The high court found that the anti-abortion medical groups that legally challenged the FDA’s decision to approve the drug in 2000 and then ease usage restrictions in 2016 and 2021 simply lacked standing to challenge any of those decisions. That is, the groups failed to demonstrate that they were harmed by the FDA’s decision and therefore had no grounds to legally challenge the government agency’s actions. The ruling tracks closely with comments and questions the justices raised during oral arguments in March.

“Plaintiffs are pro-life, oppose elective abortion, and have sincere legal, moral, ideological, and policy objections to mifepristone being prescribed and used by others,” the Supreme Court noted in its opinion, which included the emphasis on “by others.” The court summarized that groups offered “complicated causation theories to connect FDA’s actions to the plaintiffs’ alleged injuries in fact,” and the court found that “none of these theories suffices” to prove harm.

Weak arguments

The anti-abortion medical groups, led by the Alliance for Hippocratic Medicine, argued that the FDA’s relaxation of mifepristone regulations could cause “downstream conscience injuries” to doctors who are forced to treat patients who may suffer (rare) complications from the drug. But the court noted that there are already strong federal conscience laws in place that protect doctors who refuse to participate in abortion care. Further, the doctors failed to provide any examples of being forced to provide care against their conscience.

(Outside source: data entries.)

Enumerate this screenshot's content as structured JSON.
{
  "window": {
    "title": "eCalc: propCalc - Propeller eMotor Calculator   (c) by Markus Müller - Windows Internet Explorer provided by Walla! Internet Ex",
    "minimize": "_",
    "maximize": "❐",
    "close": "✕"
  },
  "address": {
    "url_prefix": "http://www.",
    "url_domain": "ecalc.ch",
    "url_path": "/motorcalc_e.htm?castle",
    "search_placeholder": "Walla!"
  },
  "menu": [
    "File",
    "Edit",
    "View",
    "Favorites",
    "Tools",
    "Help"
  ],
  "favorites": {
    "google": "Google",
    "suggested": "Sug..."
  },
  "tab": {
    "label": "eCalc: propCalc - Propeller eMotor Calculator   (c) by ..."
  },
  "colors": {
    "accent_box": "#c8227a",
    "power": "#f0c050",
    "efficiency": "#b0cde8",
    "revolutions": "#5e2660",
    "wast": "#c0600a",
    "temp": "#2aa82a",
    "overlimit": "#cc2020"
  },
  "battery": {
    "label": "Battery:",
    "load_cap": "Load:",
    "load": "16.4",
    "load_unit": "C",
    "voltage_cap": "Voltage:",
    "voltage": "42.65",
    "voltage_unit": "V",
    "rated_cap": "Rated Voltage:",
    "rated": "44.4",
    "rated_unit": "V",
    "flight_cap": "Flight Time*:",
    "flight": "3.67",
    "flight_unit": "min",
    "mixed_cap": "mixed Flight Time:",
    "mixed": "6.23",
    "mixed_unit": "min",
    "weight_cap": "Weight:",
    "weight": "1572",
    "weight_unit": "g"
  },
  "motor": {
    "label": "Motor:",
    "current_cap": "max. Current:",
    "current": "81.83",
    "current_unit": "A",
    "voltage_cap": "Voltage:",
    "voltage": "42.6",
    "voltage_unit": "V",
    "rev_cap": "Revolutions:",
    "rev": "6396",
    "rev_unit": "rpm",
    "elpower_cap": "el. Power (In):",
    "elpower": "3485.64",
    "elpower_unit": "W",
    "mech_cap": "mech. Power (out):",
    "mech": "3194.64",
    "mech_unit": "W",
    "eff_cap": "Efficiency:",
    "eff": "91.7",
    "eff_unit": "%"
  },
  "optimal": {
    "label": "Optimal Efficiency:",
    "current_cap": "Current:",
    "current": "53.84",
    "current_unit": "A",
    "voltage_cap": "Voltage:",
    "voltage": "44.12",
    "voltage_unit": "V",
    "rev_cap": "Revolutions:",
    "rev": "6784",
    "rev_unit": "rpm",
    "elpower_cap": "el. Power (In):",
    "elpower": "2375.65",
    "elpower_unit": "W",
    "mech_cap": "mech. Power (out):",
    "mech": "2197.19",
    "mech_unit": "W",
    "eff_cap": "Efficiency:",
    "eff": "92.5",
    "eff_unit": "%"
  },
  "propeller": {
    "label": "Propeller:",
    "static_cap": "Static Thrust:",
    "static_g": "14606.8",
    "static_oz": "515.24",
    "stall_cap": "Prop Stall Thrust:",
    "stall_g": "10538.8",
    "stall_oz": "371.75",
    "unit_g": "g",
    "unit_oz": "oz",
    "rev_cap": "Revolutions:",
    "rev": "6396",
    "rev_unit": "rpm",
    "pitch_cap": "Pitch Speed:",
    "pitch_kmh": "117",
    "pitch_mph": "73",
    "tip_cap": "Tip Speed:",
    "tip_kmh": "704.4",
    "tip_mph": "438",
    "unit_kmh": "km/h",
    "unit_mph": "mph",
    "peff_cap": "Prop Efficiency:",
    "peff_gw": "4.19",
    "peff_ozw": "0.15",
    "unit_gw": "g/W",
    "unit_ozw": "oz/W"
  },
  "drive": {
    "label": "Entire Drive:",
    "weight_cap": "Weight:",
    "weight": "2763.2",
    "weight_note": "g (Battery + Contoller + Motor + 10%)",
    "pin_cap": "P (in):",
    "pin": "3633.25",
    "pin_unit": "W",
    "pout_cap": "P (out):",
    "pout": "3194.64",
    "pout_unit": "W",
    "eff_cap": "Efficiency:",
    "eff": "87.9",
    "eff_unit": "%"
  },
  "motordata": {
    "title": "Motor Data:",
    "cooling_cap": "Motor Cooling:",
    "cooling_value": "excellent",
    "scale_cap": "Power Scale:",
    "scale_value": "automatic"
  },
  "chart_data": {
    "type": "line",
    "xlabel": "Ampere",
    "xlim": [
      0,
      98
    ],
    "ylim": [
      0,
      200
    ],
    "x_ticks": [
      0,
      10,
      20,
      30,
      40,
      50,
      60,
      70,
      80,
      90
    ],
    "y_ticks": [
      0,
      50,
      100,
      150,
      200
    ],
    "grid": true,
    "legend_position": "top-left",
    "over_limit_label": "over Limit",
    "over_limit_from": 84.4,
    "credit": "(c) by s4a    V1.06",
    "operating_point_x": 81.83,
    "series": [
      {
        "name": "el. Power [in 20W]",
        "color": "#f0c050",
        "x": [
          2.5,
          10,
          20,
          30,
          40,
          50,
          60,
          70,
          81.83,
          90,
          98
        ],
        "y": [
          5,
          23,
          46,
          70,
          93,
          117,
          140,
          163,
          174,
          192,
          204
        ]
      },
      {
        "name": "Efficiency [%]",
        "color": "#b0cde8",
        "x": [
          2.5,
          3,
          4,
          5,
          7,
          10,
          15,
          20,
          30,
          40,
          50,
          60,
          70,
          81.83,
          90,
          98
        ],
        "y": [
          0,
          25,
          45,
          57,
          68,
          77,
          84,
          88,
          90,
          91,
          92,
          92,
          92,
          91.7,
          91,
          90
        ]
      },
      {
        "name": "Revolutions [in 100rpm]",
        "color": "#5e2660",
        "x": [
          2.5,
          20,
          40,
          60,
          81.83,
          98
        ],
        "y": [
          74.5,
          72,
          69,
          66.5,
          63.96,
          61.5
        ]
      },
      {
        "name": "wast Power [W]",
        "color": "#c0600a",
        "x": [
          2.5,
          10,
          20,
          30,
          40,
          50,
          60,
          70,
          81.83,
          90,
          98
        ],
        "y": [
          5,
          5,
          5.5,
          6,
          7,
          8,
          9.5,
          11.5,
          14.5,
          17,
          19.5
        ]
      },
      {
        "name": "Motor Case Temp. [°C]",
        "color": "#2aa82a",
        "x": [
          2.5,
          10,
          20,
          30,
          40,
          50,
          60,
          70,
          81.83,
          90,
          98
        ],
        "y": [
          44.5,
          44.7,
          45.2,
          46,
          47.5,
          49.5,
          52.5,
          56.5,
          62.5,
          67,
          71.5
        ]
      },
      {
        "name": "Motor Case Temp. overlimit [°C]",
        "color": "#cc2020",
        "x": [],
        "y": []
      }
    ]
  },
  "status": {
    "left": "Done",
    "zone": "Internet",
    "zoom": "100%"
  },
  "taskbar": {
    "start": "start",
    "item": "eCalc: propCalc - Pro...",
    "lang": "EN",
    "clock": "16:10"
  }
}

The plaintiffs further claimed “downstream economic injuries” by way of having to divert resources from other patients and services. But the court flatly knocked down this argument, too, noting that the argument is “too speculative, lacks support in the record, and is otherwise too attenuated to establish standing.” Further, the organizations claimed that the FDA’s actions “caused” them to conduct studies and “forced” them to engage in advocacy and outreach efforts. “But an organization that has not suffered a concrete injury caused by a defendant’s action cannot spend its way into standing simply by expending money to gather information and advocate against the defendant’s action,” the Supreme Court ruled.

In a response to the ruling, reproductive health rights group National Institute for Reproductive Health blasted the lower courts’ actions that brought the case to the Supreme Court and described it as a warning. “This case should never have made it to the Supreme Court in the first place,” Haydee Morales, interim president of NIRH, said in a statement. “Anti-abortion operatives brought this case with one goal in mind—to ban medication abortion and they failed. This case was a near miss for the science and medicine community and it won’t be the last attack.”